Это меня не удивляло. Я был сам точно в такой же ситуации. Наше схожее состояние и одиночество естественным образом привлекли меня к нему. За исключением гривы седеющих волос и высокого массивного лба, в его чертах читались простота и благородство, делавшие его лицо очень привлекательным. У него были светлые немного усталые глаза, по очереди останавливавшиеся на цветах, украшениях на стене, пожилых слугах, канделябрах, с вниманием, одновременно изучающим и восхищающимся. В нем можно было почувствовать постоянное присутствие медитации, но также и склонность к причудам, и глубокую искренность. Его характер и его занятия, несомненно, ограждали его от трудностей и хлопот повседневной жизни. Профессор… Ученый из лаборатории… Может быть, ботаник…

— Здесь все удивляет, не так ли? — спросил я своего соседа.

— Больше чем удивляет, — сказал тот с теплотой. — Мы как бы оказались среди чудес.

Его голос был немного слабым, но с большой убеждающей силой.

— Жизнь вдруг стал такой простой, — продолжал он.

Эти слова вернули ощущение расплывчатого дискомфорта, которое меня часто угнетало в Лондоне.

— Слишком простой, — сказал я.

Мой сосед посмотрел на меня с дружеским пониманием (постепенно я заметил, что он не мог смотреть на людей другим взглядом). И я почувствовал, что свежая искренность в его контактах с окружающим миром основывалась не столько на наивности, сколько на доброте.

— Вы думаете об условиях, в которых мы живем дома, — сказал он, — и вы удивлены здесь солидными кусками белого хлеба… и горячей ванной каждое утро с мылом, оттирающим ваше тело.

Он наполовину закрыл свои задумчивые и прозрачные глаза.

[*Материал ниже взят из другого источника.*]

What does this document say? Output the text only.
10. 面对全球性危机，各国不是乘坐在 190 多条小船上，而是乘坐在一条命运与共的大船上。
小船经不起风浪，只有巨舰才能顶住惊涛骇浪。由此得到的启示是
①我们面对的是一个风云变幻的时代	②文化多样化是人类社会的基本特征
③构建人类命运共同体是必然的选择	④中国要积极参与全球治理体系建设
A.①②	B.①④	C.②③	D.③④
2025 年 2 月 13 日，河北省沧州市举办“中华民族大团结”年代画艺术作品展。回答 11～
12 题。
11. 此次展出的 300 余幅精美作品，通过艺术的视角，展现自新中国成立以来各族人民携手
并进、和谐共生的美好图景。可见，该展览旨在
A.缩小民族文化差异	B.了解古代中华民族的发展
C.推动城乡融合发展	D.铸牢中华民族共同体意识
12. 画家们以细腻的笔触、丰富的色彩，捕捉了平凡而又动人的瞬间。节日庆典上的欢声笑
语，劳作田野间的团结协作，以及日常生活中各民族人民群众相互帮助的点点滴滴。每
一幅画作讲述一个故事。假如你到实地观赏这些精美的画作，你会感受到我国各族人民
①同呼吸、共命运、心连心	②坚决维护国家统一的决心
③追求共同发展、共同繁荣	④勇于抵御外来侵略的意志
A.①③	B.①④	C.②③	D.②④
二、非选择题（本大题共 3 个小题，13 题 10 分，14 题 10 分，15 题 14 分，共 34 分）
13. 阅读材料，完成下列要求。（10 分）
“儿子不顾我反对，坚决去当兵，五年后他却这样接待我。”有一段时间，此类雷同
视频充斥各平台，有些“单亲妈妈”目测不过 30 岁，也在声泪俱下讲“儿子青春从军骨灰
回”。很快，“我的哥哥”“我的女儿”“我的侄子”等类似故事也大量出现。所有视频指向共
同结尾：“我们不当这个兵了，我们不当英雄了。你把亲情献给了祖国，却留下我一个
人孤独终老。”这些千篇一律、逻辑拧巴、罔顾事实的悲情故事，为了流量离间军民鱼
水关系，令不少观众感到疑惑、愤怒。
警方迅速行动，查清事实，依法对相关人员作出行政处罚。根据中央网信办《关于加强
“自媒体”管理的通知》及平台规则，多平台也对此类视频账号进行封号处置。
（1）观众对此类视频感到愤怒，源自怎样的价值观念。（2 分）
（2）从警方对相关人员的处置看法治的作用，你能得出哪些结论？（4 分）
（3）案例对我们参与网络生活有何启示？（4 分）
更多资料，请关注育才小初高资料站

— Я несомненно аморален, — продолжил он, — но, скажу совершенно честно, я не могу заставить себя чувствовать из-за этого угрызения совести. Я просто воспринимаю вещи так, как они есть.

Мой сосед был одним из тех редких существ, чье присутствие заставляет размышлять вслух.

— Вы редко покидали свою башню из слоновой кости? — не смог сдержаться я от замечания.

— Вы имеете в виду, что я книжный червь? — засмеялся он.

Я никогда не забуду его смех. Он был едва слышен, но его звук был таким нежным, чистым и столь убежденным, это придавало отблеск детства лицу взрослого мужчины, что меня переполняли восхищение и зависть к человеку, который мог так смеяться в его возрасте. Это было такое чувство, будто бы он только что познакомился с забавными вещами во вселенной, и смеялся, слушая свой собственный смех. В этом был необычайный шарм.

— Как вы догадались? По форме моих плеч? По волосам? — спрашивал он.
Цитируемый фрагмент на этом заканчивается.